A first group of eight countries is implementing the regional action plan for the implementation of ECOWAP. Sierra Leone is not among this group, but together with the remaining seven countries will start working on national assessments and modelling investments. In the context of the implementation programme, emergency actions have been taken to ensure that agricultural issues are taken into account by the CET, and plans to liberalise trade with the EU within the framework of the Economic Partnership Agreement (products likely to be excluded from liberalisation). ECOWAP could provide Sierra Leone with an opportunity for expanded sub-regional trade and technical assistance for trade facilitation in this regard.
The Economic Partnership Agreement
Under the auspices of ECOWAS, Sierra Leone is negotiating an Economic Partnership Agreement (EPA) with the European Union (EU). Negotiations cover a broad range of trade and trade-related policies beyond the mere reduction of tariffs. Effectively, Sierra Leone and other ECOWAS countries will have to offer duty free access to most imports from the EU. This will have a significant effect not merely on government revenue through tariffs, but also have important impacts on domestic producers including farmers and industries, which over time will have to compete with increased EU imports. The EPAs are designed to bring the arrangement that the EU has with about 70 African, Caribbean and Pacific (ACP) countries into conformity with the WTO.82
Given that Sierra Leone is already a beneficiary of the EBA initiative, which accords duty and quota free market access, the EPA is only likely to provide the country with new market access if the EPA is carefully designed. Market access can only be improved with the relaxing of restrictive rules of origin, the development of supply capacity and the deepening of regional integration among ECOWAS countries. Sierra Leone has not been participating effectively in the EPA negotiations, and it needs to give a more concerted effort to these negotiations which have the potential to have a more immediate and lasting impact on its economy than even the Doha Round. The irony is that without specific attention to the regional integration element, the EPA may result in the ECOWAS countries giving the EU better access to their markets than they provide for each other. The ECOWAP and the EPA are therefore important components of Sierra Leone’s plan to develop agriculture further.

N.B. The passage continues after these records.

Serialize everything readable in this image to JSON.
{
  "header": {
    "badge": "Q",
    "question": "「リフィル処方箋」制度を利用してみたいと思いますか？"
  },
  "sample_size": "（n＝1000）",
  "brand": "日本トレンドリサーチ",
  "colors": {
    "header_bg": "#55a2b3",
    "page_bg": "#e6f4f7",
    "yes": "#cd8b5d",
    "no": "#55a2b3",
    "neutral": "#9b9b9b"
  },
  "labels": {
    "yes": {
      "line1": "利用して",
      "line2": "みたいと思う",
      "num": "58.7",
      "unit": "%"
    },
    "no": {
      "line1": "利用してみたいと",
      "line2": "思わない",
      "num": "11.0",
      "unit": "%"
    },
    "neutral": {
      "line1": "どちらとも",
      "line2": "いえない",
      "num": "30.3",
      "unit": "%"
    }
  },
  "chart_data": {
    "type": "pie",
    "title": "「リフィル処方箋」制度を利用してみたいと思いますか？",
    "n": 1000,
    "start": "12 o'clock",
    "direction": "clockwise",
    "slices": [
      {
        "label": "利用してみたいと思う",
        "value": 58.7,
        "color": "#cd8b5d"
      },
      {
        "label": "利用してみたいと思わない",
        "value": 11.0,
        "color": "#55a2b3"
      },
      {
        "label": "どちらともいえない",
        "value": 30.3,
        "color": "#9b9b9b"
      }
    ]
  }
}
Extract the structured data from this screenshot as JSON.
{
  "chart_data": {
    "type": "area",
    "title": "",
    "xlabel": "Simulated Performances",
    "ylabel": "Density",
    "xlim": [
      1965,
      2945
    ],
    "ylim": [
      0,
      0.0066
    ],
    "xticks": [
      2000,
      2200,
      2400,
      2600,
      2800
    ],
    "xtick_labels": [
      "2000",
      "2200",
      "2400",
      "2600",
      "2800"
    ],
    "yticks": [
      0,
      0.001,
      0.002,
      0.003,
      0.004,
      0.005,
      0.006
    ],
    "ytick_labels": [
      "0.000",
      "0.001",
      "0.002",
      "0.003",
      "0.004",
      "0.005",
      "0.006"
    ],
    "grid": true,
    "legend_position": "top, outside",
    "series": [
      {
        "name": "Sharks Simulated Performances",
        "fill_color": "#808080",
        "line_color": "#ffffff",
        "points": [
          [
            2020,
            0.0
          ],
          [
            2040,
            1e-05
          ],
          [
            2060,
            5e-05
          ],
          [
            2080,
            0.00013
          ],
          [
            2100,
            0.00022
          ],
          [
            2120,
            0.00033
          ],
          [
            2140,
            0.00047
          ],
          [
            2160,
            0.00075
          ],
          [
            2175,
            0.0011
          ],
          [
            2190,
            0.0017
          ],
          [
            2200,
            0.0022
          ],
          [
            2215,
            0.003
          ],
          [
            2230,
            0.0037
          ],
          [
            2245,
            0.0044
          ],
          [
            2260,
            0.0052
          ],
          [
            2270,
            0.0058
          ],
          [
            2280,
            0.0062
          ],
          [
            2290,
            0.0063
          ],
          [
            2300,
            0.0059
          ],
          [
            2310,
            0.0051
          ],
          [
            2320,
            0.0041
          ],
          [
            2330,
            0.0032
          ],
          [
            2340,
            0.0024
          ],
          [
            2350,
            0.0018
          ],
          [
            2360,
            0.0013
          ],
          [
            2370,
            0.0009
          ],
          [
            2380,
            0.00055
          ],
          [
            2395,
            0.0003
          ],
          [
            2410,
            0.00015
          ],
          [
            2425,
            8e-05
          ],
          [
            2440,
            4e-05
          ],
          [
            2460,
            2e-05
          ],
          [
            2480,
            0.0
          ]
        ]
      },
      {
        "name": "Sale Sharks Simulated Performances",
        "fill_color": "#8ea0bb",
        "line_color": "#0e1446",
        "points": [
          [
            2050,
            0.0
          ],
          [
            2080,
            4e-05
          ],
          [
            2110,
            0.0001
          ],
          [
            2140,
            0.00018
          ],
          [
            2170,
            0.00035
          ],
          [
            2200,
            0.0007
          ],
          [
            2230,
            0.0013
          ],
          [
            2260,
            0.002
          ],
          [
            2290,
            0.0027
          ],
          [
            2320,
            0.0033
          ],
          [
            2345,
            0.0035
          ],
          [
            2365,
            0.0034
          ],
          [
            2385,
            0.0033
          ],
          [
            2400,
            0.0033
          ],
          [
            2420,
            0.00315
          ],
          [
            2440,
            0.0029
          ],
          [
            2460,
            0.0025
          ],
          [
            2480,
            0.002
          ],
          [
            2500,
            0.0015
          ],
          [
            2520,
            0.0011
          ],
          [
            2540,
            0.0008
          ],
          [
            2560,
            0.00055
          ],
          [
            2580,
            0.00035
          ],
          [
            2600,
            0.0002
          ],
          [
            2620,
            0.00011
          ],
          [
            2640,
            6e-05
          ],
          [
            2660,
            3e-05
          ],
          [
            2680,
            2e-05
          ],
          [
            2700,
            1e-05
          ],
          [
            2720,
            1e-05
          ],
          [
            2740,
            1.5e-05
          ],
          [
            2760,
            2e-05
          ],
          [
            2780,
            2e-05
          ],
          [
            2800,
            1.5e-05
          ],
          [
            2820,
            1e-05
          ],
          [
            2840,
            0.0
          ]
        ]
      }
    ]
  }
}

As a first step in its EPA preparations, Sierra Leone has developed a list of sensitive products which include rice and palm oil, which may be exempted from liberalisation schedules under the EPA. However, Sierra Leone needs to examine the opportunities presented by the EPA for agricultural development and export. In particular, Sierra Leone should consider which agricultural products could be developed for regional trade and focus attention on all the aspects of trade facilitation to encourage exports in this regard.